Someone I met in North Carolina a few weeks ago told me he had stopped voting because elected officials don’t respond to what average people like him think or want. “They don’t listen,” he said.

What connects these dots? As I travel around America, I’m struck by how utterly powerless most people feel. . . .

Consumers, meanwhile, are feeling mistreated and taken for granted because they, too, have less choice. US airlines, for example, have consolidated into a handful of giant carriers that divide up routes and collude on fares. In 2005 the US had nine major airlines. Now we have just four.

It’s much the same across the economy. Eighty percent of Americans are served by just one Internet Service Provider – usually Comcast, AT&T or Time-Warner. Giant health insurers are larger; the giant hospital chains, far bigger; the most powerful digital platforms (Amazon, Facebook, Google), gigantic.

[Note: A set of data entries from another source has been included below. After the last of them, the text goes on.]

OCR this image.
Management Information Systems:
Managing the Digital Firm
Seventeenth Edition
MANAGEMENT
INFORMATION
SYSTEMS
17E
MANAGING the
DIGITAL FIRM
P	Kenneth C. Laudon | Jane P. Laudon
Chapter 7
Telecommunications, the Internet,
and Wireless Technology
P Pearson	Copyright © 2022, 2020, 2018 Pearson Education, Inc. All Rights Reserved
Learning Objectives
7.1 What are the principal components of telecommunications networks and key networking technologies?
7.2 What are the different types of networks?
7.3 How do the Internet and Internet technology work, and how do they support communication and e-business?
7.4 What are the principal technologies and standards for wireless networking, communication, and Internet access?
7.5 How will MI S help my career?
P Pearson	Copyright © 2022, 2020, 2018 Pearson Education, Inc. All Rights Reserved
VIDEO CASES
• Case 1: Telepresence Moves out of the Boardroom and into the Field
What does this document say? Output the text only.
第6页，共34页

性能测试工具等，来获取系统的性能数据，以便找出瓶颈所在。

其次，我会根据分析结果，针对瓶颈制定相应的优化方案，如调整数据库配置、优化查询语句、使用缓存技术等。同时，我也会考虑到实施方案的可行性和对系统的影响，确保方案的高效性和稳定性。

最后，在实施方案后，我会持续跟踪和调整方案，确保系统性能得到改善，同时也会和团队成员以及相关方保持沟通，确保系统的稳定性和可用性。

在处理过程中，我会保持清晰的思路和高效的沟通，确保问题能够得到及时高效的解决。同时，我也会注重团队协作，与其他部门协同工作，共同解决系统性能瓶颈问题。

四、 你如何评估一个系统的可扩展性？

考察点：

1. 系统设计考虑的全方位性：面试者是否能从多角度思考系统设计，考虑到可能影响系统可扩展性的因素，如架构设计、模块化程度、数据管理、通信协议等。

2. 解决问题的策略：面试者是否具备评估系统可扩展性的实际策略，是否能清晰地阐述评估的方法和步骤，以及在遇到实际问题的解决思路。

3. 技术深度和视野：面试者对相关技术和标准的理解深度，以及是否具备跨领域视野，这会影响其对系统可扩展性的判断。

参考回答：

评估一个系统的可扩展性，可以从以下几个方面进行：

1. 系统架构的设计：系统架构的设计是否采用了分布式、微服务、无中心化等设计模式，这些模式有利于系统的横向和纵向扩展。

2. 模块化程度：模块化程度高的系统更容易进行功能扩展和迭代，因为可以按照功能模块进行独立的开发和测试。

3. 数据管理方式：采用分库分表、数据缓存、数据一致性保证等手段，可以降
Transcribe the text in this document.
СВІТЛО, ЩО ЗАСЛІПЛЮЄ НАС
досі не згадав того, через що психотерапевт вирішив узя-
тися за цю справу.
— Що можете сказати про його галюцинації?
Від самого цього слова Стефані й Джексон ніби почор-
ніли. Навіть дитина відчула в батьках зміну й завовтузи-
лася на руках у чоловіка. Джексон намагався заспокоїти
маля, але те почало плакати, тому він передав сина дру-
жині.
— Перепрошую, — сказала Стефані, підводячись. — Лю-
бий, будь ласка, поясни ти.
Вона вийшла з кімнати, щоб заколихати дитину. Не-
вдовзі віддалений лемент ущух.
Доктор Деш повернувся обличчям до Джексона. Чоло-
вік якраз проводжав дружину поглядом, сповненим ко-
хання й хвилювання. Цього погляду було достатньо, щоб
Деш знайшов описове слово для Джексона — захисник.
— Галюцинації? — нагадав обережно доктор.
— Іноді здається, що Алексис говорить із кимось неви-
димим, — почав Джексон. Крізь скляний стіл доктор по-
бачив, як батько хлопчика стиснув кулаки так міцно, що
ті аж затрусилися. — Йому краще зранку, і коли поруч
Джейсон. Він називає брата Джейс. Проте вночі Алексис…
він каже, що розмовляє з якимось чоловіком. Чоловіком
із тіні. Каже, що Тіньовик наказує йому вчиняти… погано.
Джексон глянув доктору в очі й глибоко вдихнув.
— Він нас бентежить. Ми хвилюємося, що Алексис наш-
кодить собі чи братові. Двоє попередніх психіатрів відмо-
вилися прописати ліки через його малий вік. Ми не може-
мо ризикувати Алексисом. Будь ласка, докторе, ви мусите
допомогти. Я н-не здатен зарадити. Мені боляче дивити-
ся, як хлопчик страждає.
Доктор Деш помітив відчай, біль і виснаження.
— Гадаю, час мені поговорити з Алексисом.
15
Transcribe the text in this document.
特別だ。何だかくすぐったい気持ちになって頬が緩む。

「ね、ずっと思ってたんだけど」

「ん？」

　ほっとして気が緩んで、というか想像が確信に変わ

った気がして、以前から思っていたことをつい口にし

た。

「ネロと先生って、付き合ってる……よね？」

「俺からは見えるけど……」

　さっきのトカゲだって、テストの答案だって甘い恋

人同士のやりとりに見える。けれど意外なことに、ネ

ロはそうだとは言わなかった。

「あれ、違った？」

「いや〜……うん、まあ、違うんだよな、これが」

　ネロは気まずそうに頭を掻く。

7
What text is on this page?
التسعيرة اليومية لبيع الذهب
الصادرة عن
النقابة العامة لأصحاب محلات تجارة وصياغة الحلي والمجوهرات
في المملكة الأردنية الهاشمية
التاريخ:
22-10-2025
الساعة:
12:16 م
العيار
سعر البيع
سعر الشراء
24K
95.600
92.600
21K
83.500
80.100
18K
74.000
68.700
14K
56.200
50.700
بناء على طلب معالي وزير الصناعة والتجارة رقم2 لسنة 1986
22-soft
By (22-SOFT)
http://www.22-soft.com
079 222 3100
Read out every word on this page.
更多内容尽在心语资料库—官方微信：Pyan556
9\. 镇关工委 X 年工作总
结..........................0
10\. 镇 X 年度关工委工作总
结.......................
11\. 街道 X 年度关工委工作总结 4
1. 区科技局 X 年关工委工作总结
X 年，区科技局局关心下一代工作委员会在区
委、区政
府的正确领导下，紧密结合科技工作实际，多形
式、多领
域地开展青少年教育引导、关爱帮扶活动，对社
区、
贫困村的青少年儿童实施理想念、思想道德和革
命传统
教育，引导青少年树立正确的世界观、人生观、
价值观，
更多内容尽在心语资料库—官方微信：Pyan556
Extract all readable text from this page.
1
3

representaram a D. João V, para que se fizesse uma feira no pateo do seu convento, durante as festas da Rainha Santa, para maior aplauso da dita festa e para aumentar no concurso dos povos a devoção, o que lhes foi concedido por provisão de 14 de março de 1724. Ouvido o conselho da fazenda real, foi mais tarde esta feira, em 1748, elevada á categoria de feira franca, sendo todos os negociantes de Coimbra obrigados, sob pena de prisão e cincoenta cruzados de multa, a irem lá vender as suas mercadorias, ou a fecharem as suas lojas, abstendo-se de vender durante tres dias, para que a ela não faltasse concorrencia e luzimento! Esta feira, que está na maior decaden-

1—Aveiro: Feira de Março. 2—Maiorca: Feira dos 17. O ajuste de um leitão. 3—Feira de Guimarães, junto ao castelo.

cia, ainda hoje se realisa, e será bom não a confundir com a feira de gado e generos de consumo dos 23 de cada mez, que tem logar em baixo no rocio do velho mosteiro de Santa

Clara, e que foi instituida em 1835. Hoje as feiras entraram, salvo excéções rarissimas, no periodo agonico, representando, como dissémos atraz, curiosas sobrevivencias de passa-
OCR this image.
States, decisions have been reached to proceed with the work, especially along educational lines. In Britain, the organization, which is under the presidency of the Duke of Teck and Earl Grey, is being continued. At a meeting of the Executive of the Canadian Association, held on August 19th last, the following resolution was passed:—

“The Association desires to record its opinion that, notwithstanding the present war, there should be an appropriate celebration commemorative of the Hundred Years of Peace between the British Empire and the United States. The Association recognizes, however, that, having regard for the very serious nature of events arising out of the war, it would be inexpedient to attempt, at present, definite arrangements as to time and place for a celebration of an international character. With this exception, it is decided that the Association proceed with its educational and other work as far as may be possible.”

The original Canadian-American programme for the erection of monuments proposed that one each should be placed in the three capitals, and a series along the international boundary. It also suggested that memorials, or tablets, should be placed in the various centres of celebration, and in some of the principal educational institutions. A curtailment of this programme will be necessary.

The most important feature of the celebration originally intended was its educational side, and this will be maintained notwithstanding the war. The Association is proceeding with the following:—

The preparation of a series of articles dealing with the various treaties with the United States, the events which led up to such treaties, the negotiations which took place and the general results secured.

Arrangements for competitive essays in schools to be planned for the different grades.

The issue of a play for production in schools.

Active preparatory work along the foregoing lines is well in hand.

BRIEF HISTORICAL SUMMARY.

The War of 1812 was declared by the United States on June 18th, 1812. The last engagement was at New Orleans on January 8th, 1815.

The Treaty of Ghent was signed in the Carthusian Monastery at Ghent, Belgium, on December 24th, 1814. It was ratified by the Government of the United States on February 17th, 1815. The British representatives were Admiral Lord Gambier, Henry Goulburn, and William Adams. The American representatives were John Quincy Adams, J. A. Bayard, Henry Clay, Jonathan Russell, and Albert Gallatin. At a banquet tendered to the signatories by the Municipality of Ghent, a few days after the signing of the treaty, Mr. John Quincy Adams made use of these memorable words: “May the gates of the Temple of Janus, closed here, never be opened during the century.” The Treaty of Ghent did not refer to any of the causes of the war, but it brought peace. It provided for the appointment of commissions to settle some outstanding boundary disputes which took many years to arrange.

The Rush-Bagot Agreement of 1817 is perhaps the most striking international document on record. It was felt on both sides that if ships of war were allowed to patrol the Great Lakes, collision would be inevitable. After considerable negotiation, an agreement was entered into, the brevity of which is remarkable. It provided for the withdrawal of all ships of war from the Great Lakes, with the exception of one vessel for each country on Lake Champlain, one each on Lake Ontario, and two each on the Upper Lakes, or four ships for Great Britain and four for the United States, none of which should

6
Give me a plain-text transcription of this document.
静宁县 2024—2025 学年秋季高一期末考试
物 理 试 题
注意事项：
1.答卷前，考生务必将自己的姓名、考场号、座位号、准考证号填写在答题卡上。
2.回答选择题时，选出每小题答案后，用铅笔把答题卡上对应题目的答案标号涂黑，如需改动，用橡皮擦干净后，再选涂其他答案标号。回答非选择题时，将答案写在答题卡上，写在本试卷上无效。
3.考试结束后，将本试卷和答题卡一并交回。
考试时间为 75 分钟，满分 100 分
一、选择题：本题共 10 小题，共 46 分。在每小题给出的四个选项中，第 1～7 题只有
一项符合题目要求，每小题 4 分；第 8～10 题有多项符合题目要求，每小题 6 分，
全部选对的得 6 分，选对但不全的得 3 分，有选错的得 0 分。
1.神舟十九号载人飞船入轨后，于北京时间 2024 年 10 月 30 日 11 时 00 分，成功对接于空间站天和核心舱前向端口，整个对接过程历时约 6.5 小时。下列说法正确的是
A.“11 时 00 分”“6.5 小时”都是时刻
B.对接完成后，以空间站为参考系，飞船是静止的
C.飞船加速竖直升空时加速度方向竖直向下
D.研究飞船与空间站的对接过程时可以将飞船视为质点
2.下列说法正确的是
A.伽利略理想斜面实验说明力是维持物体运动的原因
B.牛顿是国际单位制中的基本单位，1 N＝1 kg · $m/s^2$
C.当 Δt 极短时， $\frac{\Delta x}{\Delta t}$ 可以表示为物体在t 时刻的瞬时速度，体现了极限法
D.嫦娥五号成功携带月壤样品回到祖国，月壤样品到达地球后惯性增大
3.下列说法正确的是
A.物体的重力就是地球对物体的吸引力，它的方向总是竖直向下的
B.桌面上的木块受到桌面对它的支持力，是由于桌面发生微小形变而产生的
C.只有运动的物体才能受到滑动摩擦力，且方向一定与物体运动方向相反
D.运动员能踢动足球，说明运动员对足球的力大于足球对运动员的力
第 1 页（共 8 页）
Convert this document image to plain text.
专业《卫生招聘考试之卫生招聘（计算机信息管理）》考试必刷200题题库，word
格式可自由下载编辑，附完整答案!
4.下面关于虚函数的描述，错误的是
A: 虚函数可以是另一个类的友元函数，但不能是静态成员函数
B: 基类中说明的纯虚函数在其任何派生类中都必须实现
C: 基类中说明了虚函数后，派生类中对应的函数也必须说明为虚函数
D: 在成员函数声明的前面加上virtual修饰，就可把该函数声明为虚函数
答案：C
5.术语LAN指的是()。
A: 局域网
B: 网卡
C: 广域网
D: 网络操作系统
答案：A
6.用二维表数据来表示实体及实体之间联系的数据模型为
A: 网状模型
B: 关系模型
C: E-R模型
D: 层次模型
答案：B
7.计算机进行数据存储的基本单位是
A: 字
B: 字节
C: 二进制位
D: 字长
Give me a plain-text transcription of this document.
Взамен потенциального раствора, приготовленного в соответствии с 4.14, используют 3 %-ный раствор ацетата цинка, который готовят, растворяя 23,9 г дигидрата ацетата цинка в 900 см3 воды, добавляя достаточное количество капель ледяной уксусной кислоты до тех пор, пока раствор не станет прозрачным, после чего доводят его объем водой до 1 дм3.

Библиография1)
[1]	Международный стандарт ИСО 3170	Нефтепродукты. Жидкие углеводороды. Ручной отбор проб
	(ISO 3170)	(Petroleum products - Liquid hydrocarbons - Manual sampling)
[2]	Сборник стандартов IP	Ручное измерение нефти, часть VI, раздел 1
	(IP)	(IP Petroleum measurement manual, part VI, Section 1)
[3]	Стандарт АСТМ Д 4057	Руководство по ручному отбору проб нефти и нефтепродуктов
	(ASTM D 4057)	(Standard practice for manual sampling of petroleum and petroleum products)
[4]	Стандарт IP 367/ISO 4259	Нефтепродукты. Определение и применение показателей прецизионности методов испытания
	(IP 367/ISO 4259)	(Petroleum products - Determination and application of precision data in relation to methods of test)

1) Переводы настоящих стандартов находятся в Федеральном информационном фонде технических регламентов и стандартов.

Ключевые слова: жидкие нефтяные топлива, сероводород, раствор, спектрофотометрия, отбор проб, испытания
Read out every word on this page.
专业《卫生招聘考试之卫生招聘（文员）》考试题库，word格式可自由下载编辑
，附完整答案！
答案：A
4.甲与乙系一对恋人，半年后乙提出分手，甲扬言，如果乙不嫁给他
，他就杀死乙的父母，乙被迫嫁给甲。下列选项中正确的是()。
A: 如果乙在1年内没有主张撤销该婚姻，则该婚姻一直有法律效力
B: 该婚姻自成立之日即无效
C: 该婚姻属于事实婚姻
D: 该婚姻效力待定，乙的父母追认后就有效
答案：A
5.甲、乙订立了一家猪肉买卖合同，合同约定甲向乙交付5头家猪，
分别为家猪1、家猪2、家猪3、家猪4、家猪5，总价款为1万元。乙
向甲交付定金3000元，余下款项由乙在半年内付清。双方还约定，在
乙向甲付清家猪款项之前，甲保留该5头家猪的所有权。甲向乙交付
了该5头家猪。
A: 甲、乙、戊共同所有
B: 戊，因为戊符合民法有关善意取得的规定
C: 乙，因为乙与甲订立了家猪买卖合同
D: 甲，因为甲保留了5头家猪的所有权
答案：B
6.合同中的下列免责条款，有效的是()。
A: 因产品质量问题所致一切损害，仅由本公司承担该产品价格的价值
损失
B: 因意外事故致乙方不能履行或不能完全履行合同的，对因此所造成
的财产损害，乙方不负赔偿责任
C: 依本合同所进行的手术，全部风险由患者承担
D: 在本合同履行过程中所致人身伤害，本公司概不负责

All this means less consumer choice, which translates into less power.
As to why people don't turn to the government to help them in the struggle with corporations:
Finally, as voters we feel no one is listening because politicians, too, face less and less competition. Over 85 percent of congressional districts are considered “safe” for their incumbents in the upcoming 2016 election; only 3 percent are toss-ups.

In presidential elections, only a handful of states are now considered “battlegrounds” that could go either Democratic or Republican.

So, naturally, that’s where the candidates campaign. Voters in most states won’t see much of them. These voters’ votes are literally taken for granted.
I have never understood why we ever let companies that compete against other merge, unless one of them is on the verge of bankruptcy. Isn't competition the essence of capitalism?

Reich's points about how few elections are competitive suggests two more things we might do to help the national mood: put an end to gerrymandering of electoral districts, and abolish the Electoral College.

1 comment:

  1. The major fears of cyberpunk stories, about corporations rising to levels of unquestionable power and the average person having less and less agency in their life, have slowly been coming true.

    It's just that the reality is far more boring and mundane than the fantasies always were. Corporations may be ruthlessly profit driven, but this hasn't plunged society into a squalid dystopia. A lot of people aren't quite satisfied with life, but they're also for the most part not being pushed to the point of actually considering taking any sort of extreme action. Technology has advanced in many ways, but not to the extent that it has caused any real issues. A global communications network now exists, but people are still people.

    To be honest, I not entirely convinced that people feel any more powerless than they did a quarter of a century ago. I keep wondering if maybe the difference is that our greater scope and volume of digital communications has simply made us more aware of feelings that were already there.

    Consider other social problems like domestic abuse, sexual harassment, racism, et cetera. Are they really any worse today that they were in the 20th century? Or is it just far easier to hear about them today? Is there really more injustice now, or is it just more visible to the average person, with victims more willing to speak out, and passerby being less inclined to turn a blind eye?

    I'm honestly not sure that people feel any more or less disempowered today than they did during the Cold War. I just think it's easier and more acceptable to speak honestly about the issue, and we've become more aware of a general unease that had previously been difficult to confirm with others.